Wechselrichter: Der Wechselrichter ist die technologisch wichtigste Komponente einer jeden Solarstromanlage. Ziel bei der Konfiguration einer Solarstromanlage ist es immer, eine optimale Abstimmung zwischen der Leistung des Solargenerators und des Wechselrichters zu erreichen. Der Wirkungsgrad eines Wechselrichters hängt direkt mit seiner Auslatung zusammen.

Je nachdem, ob Strangwechselrichter (Stringwechselrichter) oder Zentralwechselrichter verwendet werden, sind die Spezifika der Bauarten zu berücksichtigen. So kommt es bei Strangwechselrichtern eher zu Problemen bei Teilabschattungen einzelner Module.

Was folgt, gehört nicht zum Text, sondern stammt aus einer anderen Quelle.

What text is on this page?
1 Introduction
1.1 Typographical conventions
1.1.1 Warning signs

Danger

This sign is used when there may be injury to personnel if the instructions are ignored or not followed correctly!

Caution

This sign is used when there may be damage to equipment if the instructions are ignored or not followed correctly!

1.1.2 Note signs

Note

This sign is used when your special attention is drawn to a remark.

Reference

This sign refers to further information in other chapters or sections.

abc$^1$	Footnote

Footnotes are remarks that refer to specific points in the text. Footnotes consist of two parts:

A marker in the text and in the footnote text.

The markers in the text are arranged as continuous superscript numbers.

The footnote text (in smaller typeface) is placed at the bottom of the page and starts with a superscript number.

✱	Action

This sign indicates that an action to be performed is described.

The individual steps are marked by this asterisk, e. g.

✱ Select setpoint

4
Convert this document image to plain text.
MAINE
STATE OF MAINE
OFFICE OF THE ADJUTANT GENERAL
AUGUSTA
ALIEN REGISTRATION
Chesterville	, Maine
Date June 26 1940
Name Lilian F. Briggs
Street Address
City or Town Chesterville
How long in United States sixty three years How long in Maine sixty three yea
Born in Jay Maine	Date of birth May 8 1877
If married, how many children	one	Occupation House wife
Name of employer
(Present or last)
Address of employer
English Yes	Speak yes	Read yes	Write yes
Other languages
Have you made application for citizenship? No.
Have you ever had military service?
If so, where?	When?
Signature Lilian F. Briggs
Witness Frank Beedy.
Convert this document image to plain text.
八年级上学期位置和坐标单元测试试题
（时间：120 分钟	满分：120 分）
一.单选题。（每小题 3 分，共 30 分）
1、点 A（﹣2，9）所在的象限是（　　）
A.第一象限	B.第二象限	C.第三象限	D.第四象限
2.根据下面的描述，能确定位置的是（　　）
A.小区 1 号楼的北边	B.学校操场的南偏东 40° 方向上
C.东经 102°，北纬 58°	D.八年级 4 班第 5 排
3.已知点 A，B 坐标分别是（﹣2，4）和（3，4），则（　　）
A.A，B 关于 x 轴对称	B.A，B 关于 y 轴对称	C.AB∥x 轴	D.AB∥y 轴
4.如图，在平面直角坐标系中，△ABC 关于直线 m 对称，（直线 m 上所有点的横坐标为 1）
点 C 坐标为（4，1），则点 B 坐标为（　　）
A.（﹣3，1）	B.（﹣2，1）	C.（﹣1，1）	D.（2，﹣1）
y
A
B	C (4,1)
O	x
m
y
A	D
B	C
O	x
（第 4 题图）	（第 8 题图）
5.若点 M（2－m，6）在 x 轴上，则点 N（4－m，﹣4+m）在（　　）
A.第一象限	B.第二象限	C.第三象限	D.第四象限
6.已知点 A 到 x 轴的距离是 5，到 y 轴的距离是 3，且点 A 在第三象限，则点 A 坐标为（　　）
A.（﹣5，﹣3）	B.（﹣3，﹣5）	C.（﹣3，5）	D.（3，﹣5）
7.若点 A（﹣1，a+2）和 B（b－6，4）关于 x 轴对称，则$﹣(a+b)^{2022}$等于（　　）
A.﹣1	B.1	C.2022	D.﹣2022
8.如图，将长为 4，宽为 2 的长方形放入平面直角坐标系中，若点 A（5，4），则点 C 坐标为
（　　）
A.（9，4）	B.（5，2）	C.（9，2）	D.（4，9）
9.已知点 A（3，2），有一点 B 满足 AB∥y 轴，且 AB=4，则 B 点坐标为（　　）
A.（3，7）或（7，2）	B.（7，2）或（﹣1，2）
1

Der Aufstellungsort der Wechselrichter ist bei dem Ertragsgutachten ebenfalls zu berücksichtigen. Ein thermisch ungünstiger Aufstellungsort (zu heiss) geht zu Lasten des Wechselrichterwirkungsgrades.

Hinzu kommt, dass Wechselrichter in ihrer Leistung bis zu 1,5% von den Herstellerangaben abweichen.

Verschaltung: Die stromführenden und elektronischen Komponenten können bis zu 4% des Stromertrags „auffressen“. Transformatorverluste werden zwischen 0,0—1,5% beziffert. Verkabelungsverluste liegen bei 0,5-1,5%. Der Ertragsgutachter überprüft die geplante Verschaltung des Solargenerators auf Plausibilität, insbesondere im Hinblick auf die zulässigen Spannungsgrenzen, das Verhältnis von DC-Generatornennleistung zu DC-Wechselrichternennleistung und die maximal zulässige DC-Generatornennleistung des Wechselrichters gemäß Herstellerangaben.

Mismatch: Mismatch-Verluste entstehen durch die produktionsbedingte Schwankung der elektrischen Parameter
von Modulen, die zu Strings miteinander verschaltet werden. Dabei wird die Leistungsfähigkeit eines
Strings durch das Modul mit der geringsten Nennleistung bestimmt. Je größer die Schwankungsbreite,
desto höher fallen die Mismatch-Verluste aus.

Bei seinen Berechnungen berücksichtigt der Gutachter die zu erwartenden DC-Verluste durch Mismatch, Verschaltung, DC-Leitungen, Kabelverbinder etc.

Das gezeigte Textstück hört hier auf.